The Seat Of The Scornful aka Death Turns The Tables by John Dickson Carr

Seat Of The ScornfulTo describe Judge Ireton as arrogant would be something of an understatement. His daughter, Constance, introduces her fiancé Tony Morrell to him, and the Judge immediately (well, once Constance is out of the room) offer £3,000 for the undesirable Morrell to clear off and never bother her again. Morrell agrees and they resolve to meet again the next night to conclude their business.

The next night, a phone message is received from Judge Ireton’s study – a cry for help and then the sound of a bullet being fired. When reaching the house, the body of Morrell is found on the floor with the Judge sitting next to it holding a gun.

Could the Judge really be so confident that he can shoot a man in his own house and get away with it? Or is there someone out there determined to frame him? Only Gideon Fell himself can get to the bottom of things.

Why this one? Well, that’s one of the temptations of having your entire book collection laid out on the floor of your study. I fancied a Carr and picked this one because you don’t often see much said about it. It’s not considered a classic – possibly due to the lack of an impossible crime – but it’s not mentioned as one of the worst – The Problem Of The Wire Cage, The House At Satan’s Elbow, etc. So what can we say about it?

It actually seems at times that we’re reading a pre-cursor of Columbo as we seem to be presented with the murderer who seems to be challenging Fell to prove their guilt. As the story progresses, there becomes more and more doubt that the Judge is the killer and more viable suspects are presented.

We’ve got some of the Carr staples here, notably the lovebirds who suddenly realise that they are perfect for each other, but Fell is in rather restrained form – we get a couple of “Archons of Athens!”  but that’s about it.

The puzzle is rather a clever one, and I’d be impressed if anyone could work the whole thing out. It’s fairly clued and a really enjoyable read. Highly Recommended…

… but, without spoiling anything, there is some very bizarre behaviour on the last few pages from Fell. It’s not the only time he does something similar, but in this case, it seems completely motiveless. Very odd, but don’t let it spoil the rest of the book for you.


  1. The ending has, i think always been the sticking point for a lot of readers and it made me uneasy at the time, but it was a Carr characteristic (he had a very personal sense of what was just you might say) – must re-read it too – thanks Steve.


  2. I like this one a lot. I recommend this Carr mystery to anyone who disliked him on their first reading because of his tendency to include over-the-top farcical scenes. There’s only one in this book – the pool party. It’s so much more somber than any of his other books. So much to appreciate here, especially the re-enactment of the bizarre murder in the final pages. I have no problem with the ending. I think Dr. Fell expects a psychological punishment will follow the culprit for the rest of their life not to mention their career will be ruined.
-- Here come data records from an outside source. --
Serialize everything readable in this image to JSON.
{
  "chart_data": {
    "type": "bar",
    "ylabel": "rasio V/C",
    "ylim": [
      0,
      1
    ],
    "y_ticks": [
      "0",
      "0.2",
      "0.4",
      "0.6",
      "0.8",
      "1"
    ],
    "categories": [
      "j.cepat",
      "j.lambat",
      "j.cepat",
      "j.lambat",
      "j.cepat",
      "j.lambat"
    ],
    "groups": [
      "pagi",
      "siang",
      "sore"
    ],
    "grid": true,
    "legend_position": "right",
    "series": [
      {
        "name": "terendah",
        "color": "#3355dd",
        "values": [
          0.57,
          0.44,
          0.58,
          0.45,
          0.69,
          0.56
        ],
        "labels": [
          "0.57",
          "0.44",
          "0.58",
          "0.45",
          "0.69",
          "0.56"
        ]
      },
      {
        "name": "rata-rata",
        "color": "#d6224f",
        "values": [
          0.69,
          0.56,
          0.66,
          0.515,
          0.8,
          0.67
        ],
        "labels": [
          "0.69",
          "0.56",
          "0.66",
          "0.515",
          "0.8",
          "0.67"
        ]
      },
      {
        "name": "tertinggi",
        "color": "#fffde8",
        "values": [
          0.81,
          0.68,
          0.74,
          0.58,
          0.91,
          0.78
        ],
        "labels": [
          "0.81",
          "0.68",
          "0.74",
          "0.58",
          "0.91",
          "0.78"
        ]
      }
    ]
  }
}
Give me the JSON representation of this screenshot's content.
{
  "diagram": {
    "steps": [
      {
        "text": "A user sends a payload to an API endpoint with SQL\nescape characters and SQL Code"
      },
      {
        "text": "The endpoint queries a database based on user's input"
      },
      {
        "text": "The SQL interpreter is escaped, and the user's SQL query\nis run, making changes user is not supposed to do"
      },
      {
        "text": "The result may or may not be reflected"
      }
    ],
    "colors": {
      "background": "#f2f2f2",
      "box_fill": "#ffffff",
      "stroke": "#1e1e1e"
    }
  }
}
I can think of similar endings in the works of J. J. Connington, Gladys Mitchell (at least three times!), Patricia Wentworth and even the Grand Dame herself.


  3. I agree that the puzzle is clever and it is an enjoyable read. But the bizarre behaviour on the part of Fell at the end spoiled it for me.


  4. Pretty much agree about both the cleverness of the puzzle, and the slight weirdness of the conclusion. One of the things that struck me was the scene where the heroine goes for a late night swim in an indoor swimming pool. It is so close to a scene in the classic 40s Horror movie CAT PEOPLE that I have to wonder whether the scriptwriter/director had read the book before making the movie (the book came out a year before the film).


  5. Psychological punishment? For a ruthless killer ?
    I was just seeing the film Circus Of Fear (1966) recently reviewed by Cavershamragu. Here a character named Carl says, “Justice can’t be cheated. A person who kills in cold blood does not deserve to live in freedom.”


    • Justice is cheated on a daily basis all over the globe. Obviously you require ideal endings in your fiction. I don’t. And I’m not about to enter into a discussion of my personal moral and ethical beliefs about fit punishments for murderers. But if I did I wouldn’t start by quoting a horror movie to support my beliefs.


      • I quoted from the movie only because I had just finished seeing the movie and the statements came readily to my mind. I can give more forceful arguments against the behaviour of Dr. Fell but I don’t want to enter into a discussion.
        And, I do not require ideal endings in fiction, but I do require just behaviour on part of the main character..


  6. I’ve got this one on my towering TBR pile (thanks to John’s recommendation that it needed to be read). Glad to see another positive review from you, Steve. You and John always point me towards good ones.